While the debate rages on regarding Healthcare Insurance Reform, several key issues are either severely diminished or completely eliminated from the conversation. Many of the huge costs to the system are associated with the management of chronic illnesses, such as diabetes, asthma and heart disease. Patient compliance or adherence is one of the most critical elements of achieving improved outcomes for patients with chronic illnesses, helping to prevent costly complications and hospitalizations.
Unfortunately, the evidence regarding patient education, behavioral models, care coordinating infrastructure, and perhaps financial incentives to support patients with chronic illnesses lags behind treatment recommendations. While most health professionals are armed with myriad evidence-based clinical guidelines, little is understood or proven on how to engage patients to accept personal responsibility and become active participants in their health care.

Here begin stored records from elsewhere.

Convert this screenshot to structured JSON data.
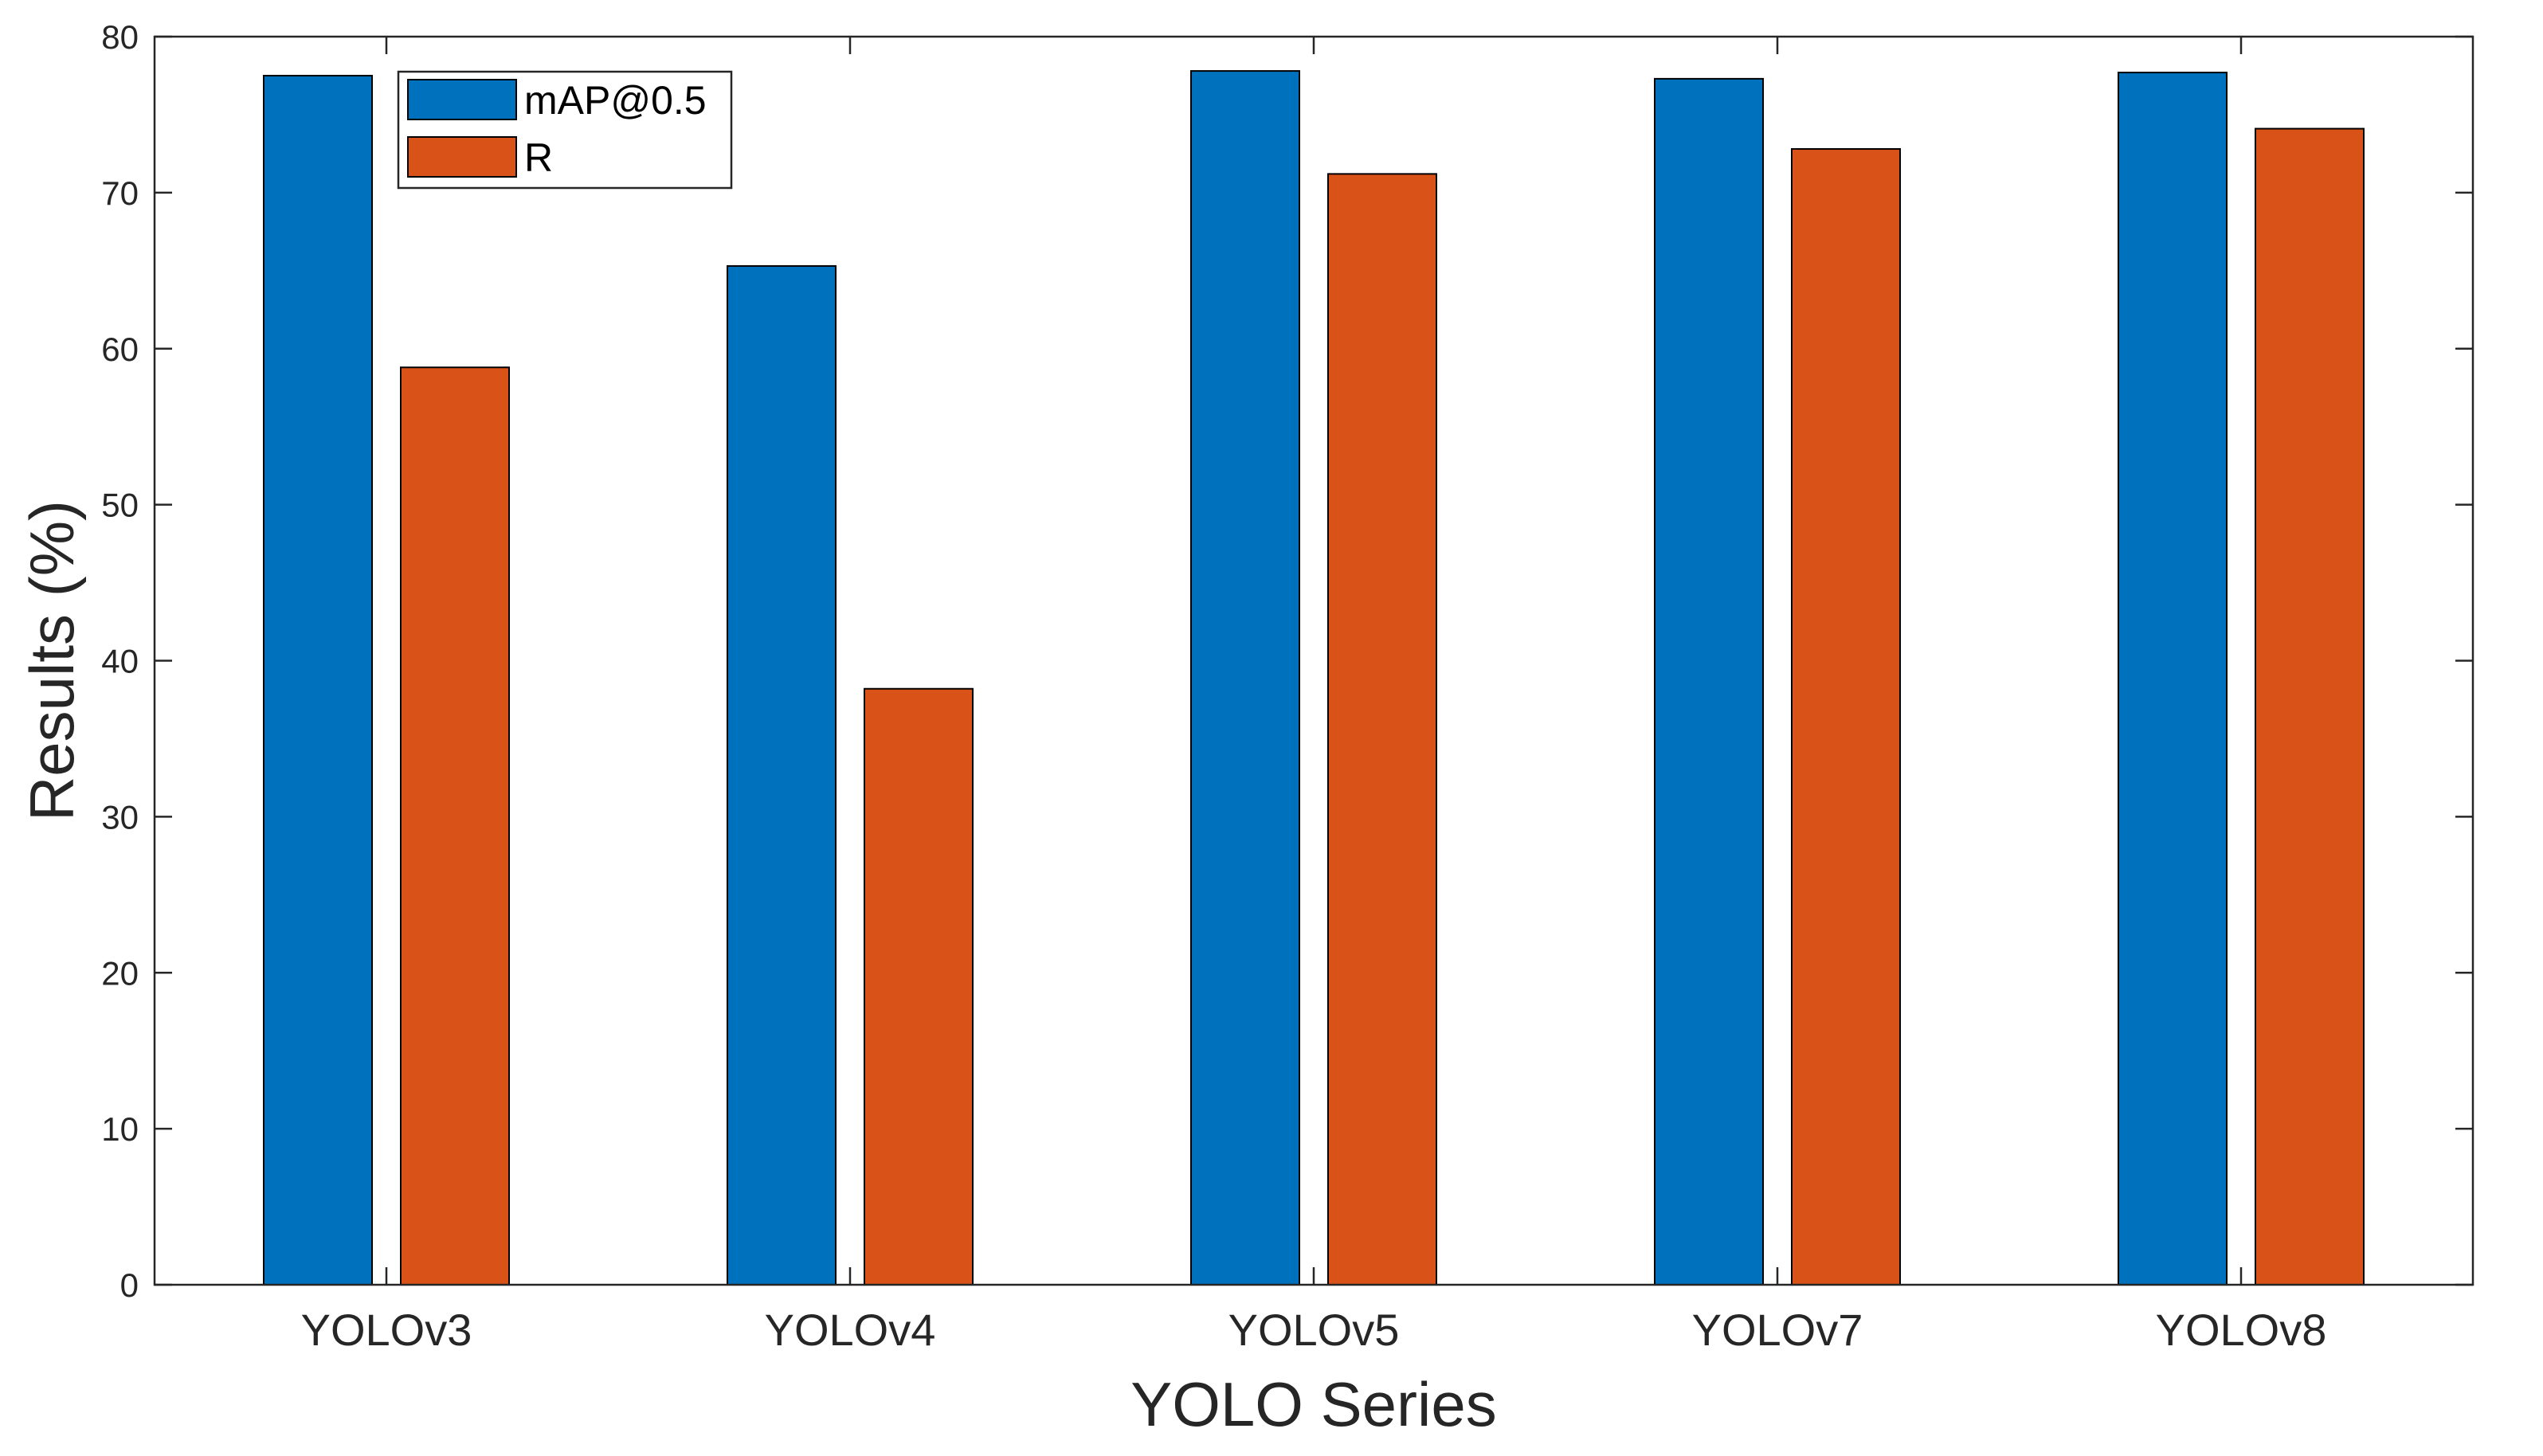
{
  "chart_data": {
    "type": "bar",
    "title": "",
    "xlabel": "YOLO Series",
    "ylabel": "Results (%)",
    "categories": [
      "YOLOv3",
      "YOLOv4",
      "YOLOv5",
      "YOLOv7",
      "YOLOv8"
    ],
    "series": [
      {
        "name": "mAP@0.5",
        "color": "#0072BD",
        "values": [
          77.5,
          65.3,
          77.8,
          77.3,
          77.7
        ]
      },
      {
        "name": "R",
        "color": "#D95319",
        "values": [
          58.8,
          38.2,
          71.2,
          72.8,
          74.1
        ]
      }
    ],
    "ylim": [
      0,
      80
    ],
    "yticks": [
      0,
      10,
      20,
      30,
      40,
      50,
      60,
      70,
      80
    ],
    "grid": false,
    "legend_position": "top-left"
  }
}
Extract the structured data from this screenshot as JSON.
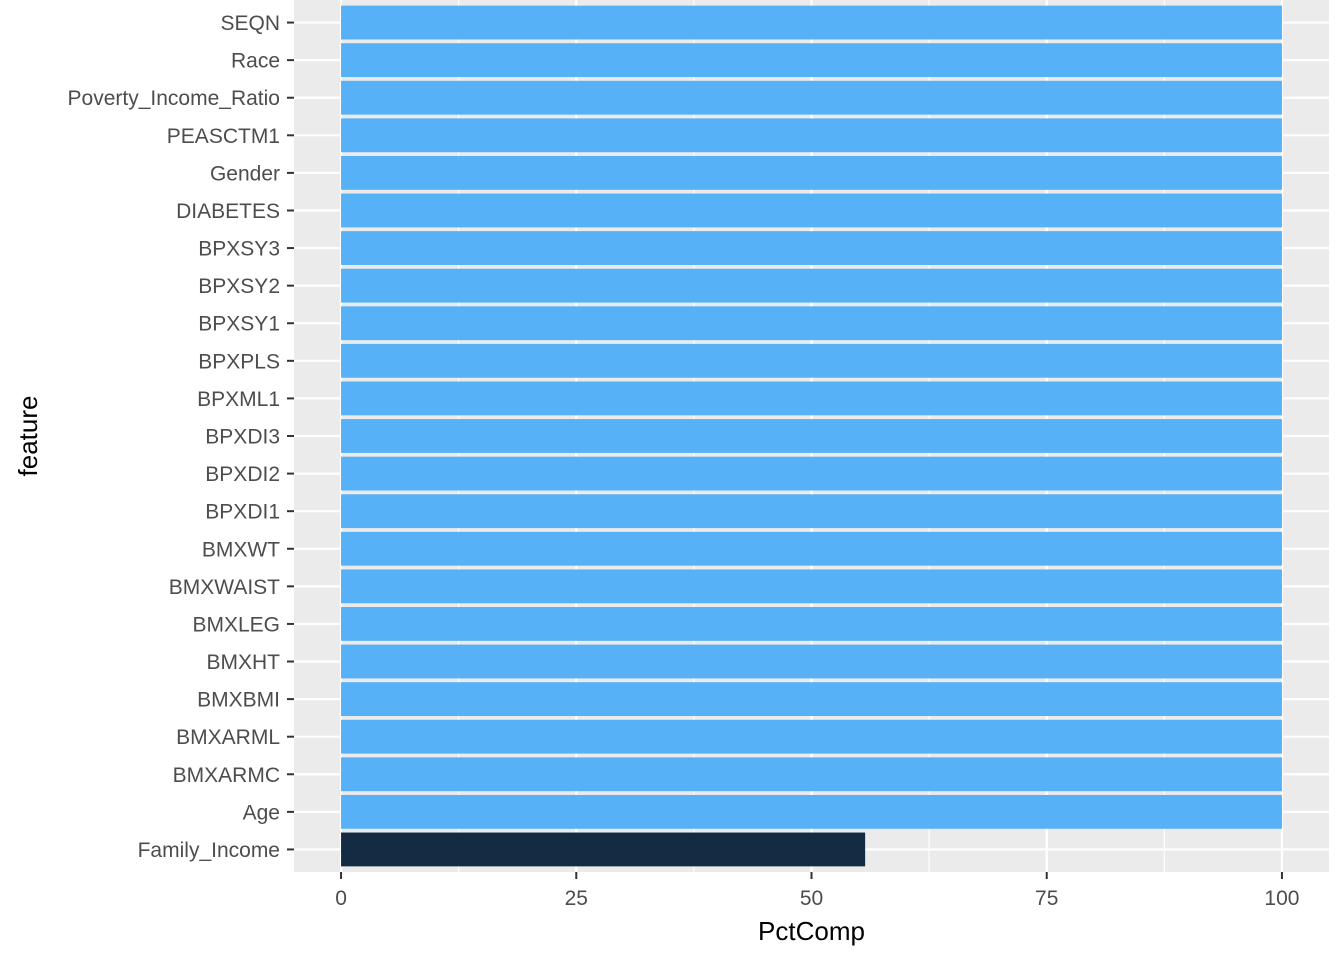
{
  "chart_data": {
    "type": "bar",
    "orientation": "horizontal",
    "xlabel": "PctComp",
    "ylabel": "feature",
    "xlim": [
      -5,
      105
    ],
    "x_ticks": [
      0,
      25,
      50,
      75,
      100
    ],
    "x_tick_labels": [
      "0",
      "25",
      "50",
      "75",
      "100"
    ],
    "grid": true,
    "legend": "none",
    "background_color": "#ebebeb",
    "grid_color": "#ffffff",
    "categories": [
      "SEQN",
      "Race",
      "Poverty_Income_Ratio",
      "PEASCTM1",
      "Gender",
      "DIABETES",
      "BPXSY3",
      "BPXSY2",
      "BPXSY1",
      "BPXPLS",
      "BPXML1",
      "BPXDI3",
      "BPXDI2",
      "BPXDI1",
      "BMXWT",
      "BMXWAIST",
      "BMXLEG",
      "BMXHT",
      "BMXBMI",
      "BMXARML",
      "BMXARMC",
      "Age",
      "Family_Income"
    ],
    "values": [
      100,
      100,
      100,
      100,
      100,
      100,
      100,
      100,
      100,
      100,
      100,
      100,
      100,
      100,
      100,
      100,
      100,
      100,
      100,
      100,
      100,
      100,
      55.7
    ],
    "bar_colors": [
      "#56b1f7",
      "#56b1f7",
      "#56b1f7",
      "#56b1f7",
      "#56b1f7",
      "#56b1f7",
      "#56b1f7",
      "#56b1f7",
      "#56b1f7",
      "#56b1f7",
      "#56b1f7",
      "#56b1f7",
      "#56b1f7",
      "#56b1f7",
      "#56b1f7",
      "#56b1f7",
      "#56b1f7",
      "#56b1f7",
      "#56b1f7",
      "#56b1f7",
      "#56b1f7",
      "#56b1f7",
      "#132b43"
    ]
  }
}
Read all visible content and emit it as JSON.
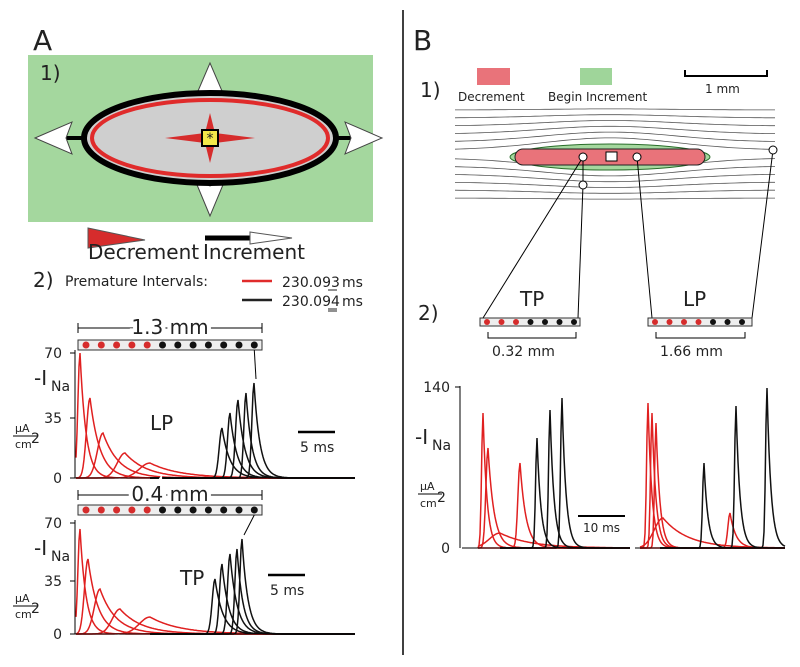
{
  "panel_a": {
    "label": "A",
    "part1": {
      "label": "1)"
    },
    "legend": {
      "decrement": "Decrement",
      "increment": "Increment"
    },
    "part2": {
      "label": "2)",
      "premature_intervals": "Premature Intervals:",
      "intervals": [
        {
          "value": "230.093",
          "unit": "ms"
        },
        {
          "value": "230.094",
          "unit": "ms"
        }
      ]
    },
    "plots": [
      {
        "scale": "1.3 mm",
        "yticks": [
          "70",
          "35",
          "0"
        ],
        "ylabel": "-I",
        "ylabel_sub": "Na",
        "unit_num": "µA",
        "unit_den": "cm",
        "unit_exp": "2",
        "name": "LP",
        "time_scale": "5 ms"
      },
      {
        "scale": "0.4 mm",
        "yticks": [
          "70",
          "35",
          "0"
        ],
        "ylabel": "-I",
        "ylabel_sub": "Na",
        "unit_num": "µA",
        "unit_den": "cm",
        "unit_exp": "2",
        "name": "TP",
        "time_scale": "5 ms"
      }
    ]
  },
  "panel_b": {
    "label": "B",
    "part1": {
      "label": "1)",
      "legend": {
        "decrement": "Decrement",
        "begin_increment": "Begin Increment"
      },
      "scale": "1 mm"
    },
    "part2": {
      "label": "2)",
      "tp": {
        "name": "TP",
        "scale": "0.32 mm"
      },
      "lp": {
        "name": "LP",
        "scale": "1.66 mm"
      }
    },
    "plot": {
      "yticks": [
        "140",
        "0"
      ],
      "ylabel": "-I",
      "ylabel_sub": "Na",
      "unit_num": "µA",
      "unit_den": "cm",
      "unit_exp": "2",
      "time_scale": "10 ms"
    }
  }
}
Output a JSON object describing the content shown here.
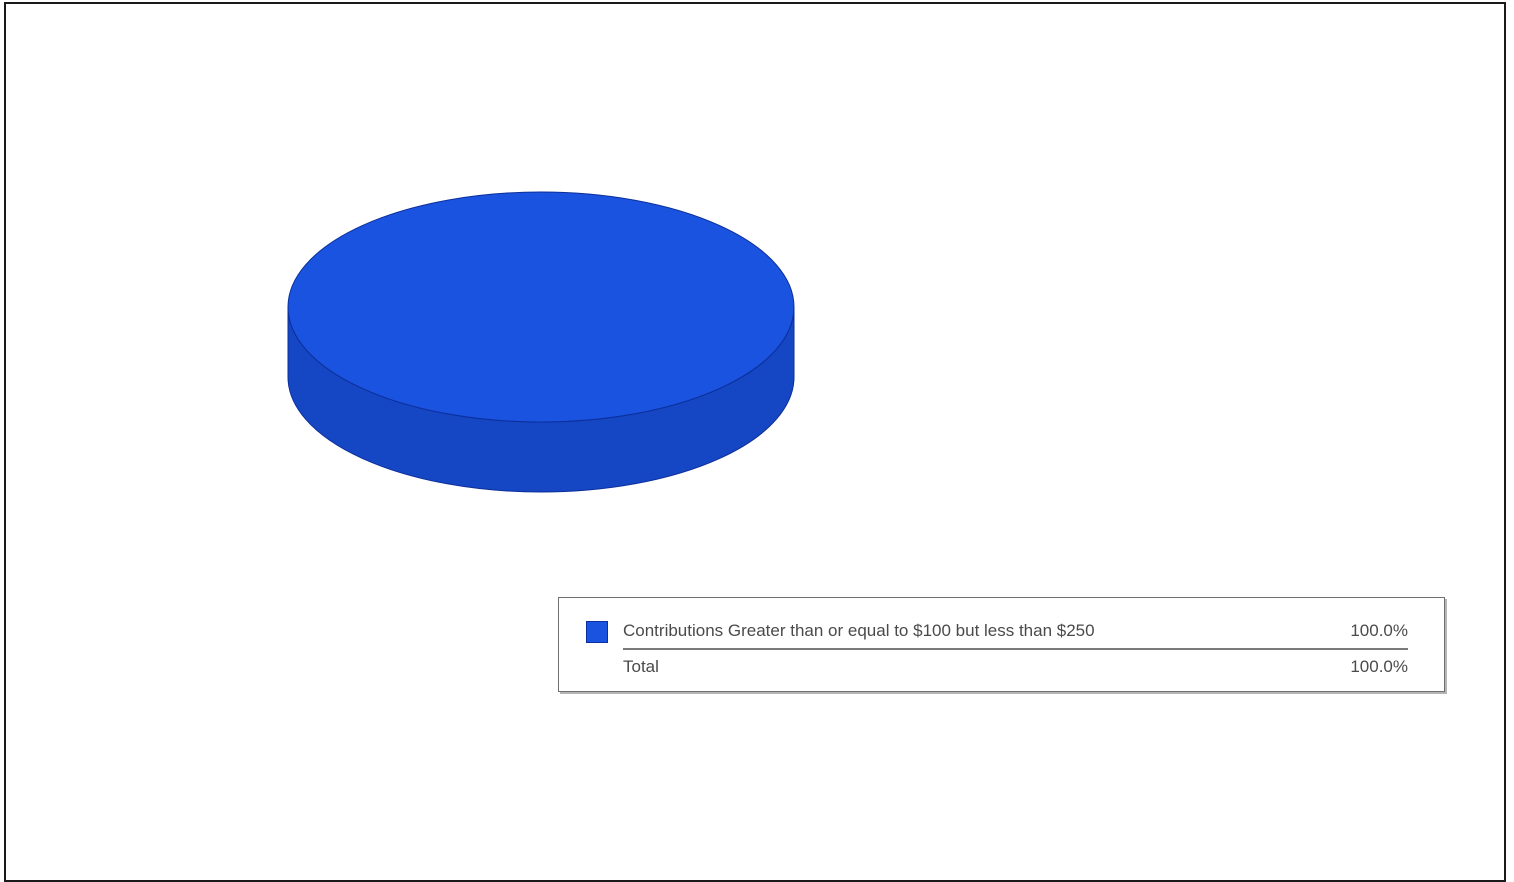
{
  "chart_data": {
    "type": "pie",
    "three_d": true,
    "title": "",
    "slices": [
      {
        "label": "Contributions Greater than or equal to $100 but less than $250",
        "value": 100.0,
        "display": "100.0%",
        "color": "#1a53e0"
      }
    ],
    "legend": {
      "position": "bottom-right",
      "total_label": "Total",
      "total_value": "100.0%"
    }
  },
  "colors": {
    "slice_top": "#1a53e0",
    "slice_side": "#1546c4",
    "outline": "#0c2f9a"
  }
}
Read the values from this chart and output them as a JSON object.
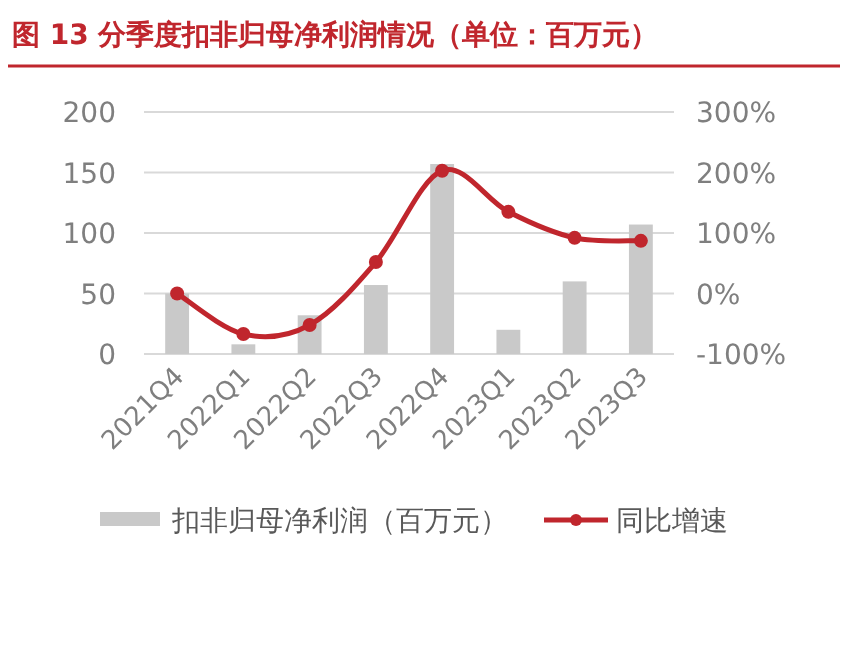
{
  "chart_data": {
    "type": "bar",
    "title": "图 13 分季度扣非归母净利润情况（单位：百万元）",
    "categories": [
      "2021Q4",
      "2022Q1",
      "2022Q2",
      "2022Q3",
      "2022Q4",
      "2023Q1",
      "2023Q2",
      "2023Q3"
    ],
    "series": [
      {
        "name": "扣非归母净利润（百万元）",
        "color": "#c9c9c9",
        "values": [
          50,
          8,
          32,
          57,
          157,
          20,
          60,
          107
        ]
      },
      {
        "name": "同比增速",
        "type": "line",
        "axis": "y2",
        "color": "#c0262d",
        "marker": "circle",
        "values": [
          0,
          -67,
          -52,
          52,
          203,
          135,
          92,
          87
        ]
      }
    ],
    "ylim": [
      0,
      200
    ],
    "yticks": [
      0,
      50,
      100,
      150,
      200
    ],
    "y2lim": [
      -100,
      300
    ],
    "y2ticks": [
      {
        "value": -100,
        "label": "-100%"
      },
      {
        "value": 0,
        "label": "0%"
      },
      {
        "value": 100,
        "label": "100%"
      },
      {
        "value": 200,
        "label": "200%"
      },
      {
        "value": 300,
        "label": "300%"
      }
    ],
    "grid": "y",
    "legend": "bottom"
  }
}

Even a coordinated care model runs the risk of failing to achieve improved outcomes if patients do not adhere to recommendations. It is not enough for health professionals to counsel patients to stop smoking, eat a well balanced diet, get screened for markers of cancer and chronic illnesses, take their vaccines, statins, ACE inhibitors, check their blood sugar, etc. Unless there is a funding mechanism to provide the needed resources to support patients in their efforts to comply, we will continue to fail them and add to our ever-increasing cost burden to the system.
Until the system is geared up to support patients and caregivers with the best tools to accept more personal health responsibility and adhere to proper proven recommendations, we will continue to have sub-optimal outcomes no matter what we spend or recommend for healthcare reform changes.